Я подхожу к ней сзади и беру за плечи.
– Марлена… Пожалуйста.
Она замирает и медленно поворачивается ко мне, упираясь взглядом сперва в мою грудь, а потом в пол.
Я долго не отвожу от нее глаз, чувствуя, что не в силах вымолвить ни слова.
– Прошлой ночью ты сказала: «Ты нужен мне, Якоб». Я не слышал от тебя слова «люблю», так что могу говорить только за себя, – я сглатываю и моргаю, глядя на ее пробор. – Я люблю тебя, Марлена. Люблю всем сердцем и душой и хочу, чтобы мы были вместе.
Она продолжает смотреть в пол.
– Марлена!
Наконец она поднимает голову. В глазах у нее слезы.
– Я тебя тоже люблю, – шепчет она. – Кажется, влюбилась в тот самый миг, когда увидела. Но разве ты не понимаешь? Я замужем за Августом.
– Это дело поправимое.
– Но…
– Никаких «но». Я хочу, чтобы мы были вместе. Если ты тоже, то уж способ мы найдем.
Она долго молчит.
– Хочу, больше всего на свете, – раздается наконец ответ.
Я обхватываю обеими руками ее лицо и целую.
– Тогда нам придется уйти из цирка, – говорю я, вытирая ей большими пальцами слезы.
Всхлипнув, она кивает.
– Но не раньше Провиденса.
– А почему?
– Там нас будет ждать сын Верблюда. Заберет его домой.
– А разве Уолтер не сможет за ним присмотреть?

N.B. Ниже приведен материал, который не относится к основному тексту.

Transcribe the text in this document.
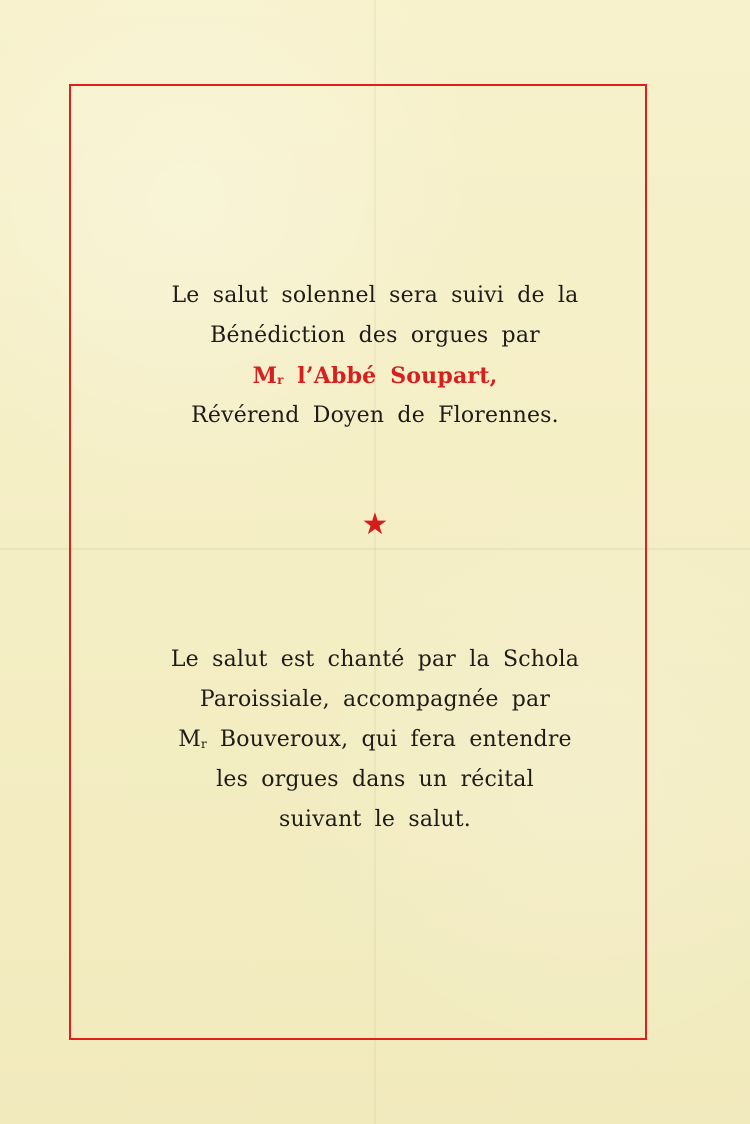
Le salut solennel sera suivi de la
Bénédiction des orgues par
$M^r$ l’Abbé Soupart,
Révérend Doyen de Florennes.
★
Le salut est chanté par la Schola
Paroissiale, accompagnée par
$M^r$ Bouveroux, qui fera entendre
les orgues dans un récital
suivant le salut.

Я закрываю глаза и прислоняюсь к ней лбом.
– Все не так просто.
– А в чем дело?
– Вчера меня вызывал Дядюшка Эл. Заставлял убедить тебя вернуться к Августу. И даже угрожал.
– Само собой. Это же Дядюшка Эл.
– Да нет, он угрожал сбросить с поезда Уолтера и Верблюда.
– Ну, это все пустые разговоры. Не обращай внимания. Он в жизни никого не сбрасывал.
– Кто тебе такое сказал? Август? Дядюшка Эл?
Она ошарашено поднимает на меня глаза.
– Помнишь, в Давенпорте к нам нагрянуло железнодорожное начальство? – продолжаю я. – Так вот, той ночью в Передовом отряде недосчитались шести рабочих.
– Я думала, это просто кто-то хотел вставить палки в колеса Дядюшке Элу.
– Нет, они приходили потому, что с нашего поезда сбросили с полдюжины человек. Среди которых должен был быть и Верблюд.
Потаращившись на меня еще немного, она прячет лицо в ладони.
– Боже мой. Боже мой. Ну я и дура.
– Что ты! Вовсе не дура. Просто разве можно вообразить себе такое зло? – говорю я, заключая ее в объятия.
Она прижимается лицом к моей груди.
– Ох, Якоб… что же нам делать?
– Не знаю, – отвечаю я, гладя ее по голове. – Что-нибудь придумаем. Но пока нам нужно вести себя очень, очень осторожно.
Обратно мы возвращаемся порознь и тайком. Когда до ярмарочной площади остается около квартала, я отдаю Марлене чемодан и смотрю, как она пересекает площадь и исчезает в костюмерном шатре. Поболтавшись неподалеку еще некоторое время: на случай, если там окажется Август, и убедившись, что все в порядке, я возвращаюсь в вагон для лошадей.
– А вот и наш герой-любовник, – встречает меня Уолтер. Он как раз придвигает к стене сундуки, пряча Верблюда. Старик лежит, закрыв глаза и открыв рот, и храпит. Должно быть, Уолтер его снова напоил.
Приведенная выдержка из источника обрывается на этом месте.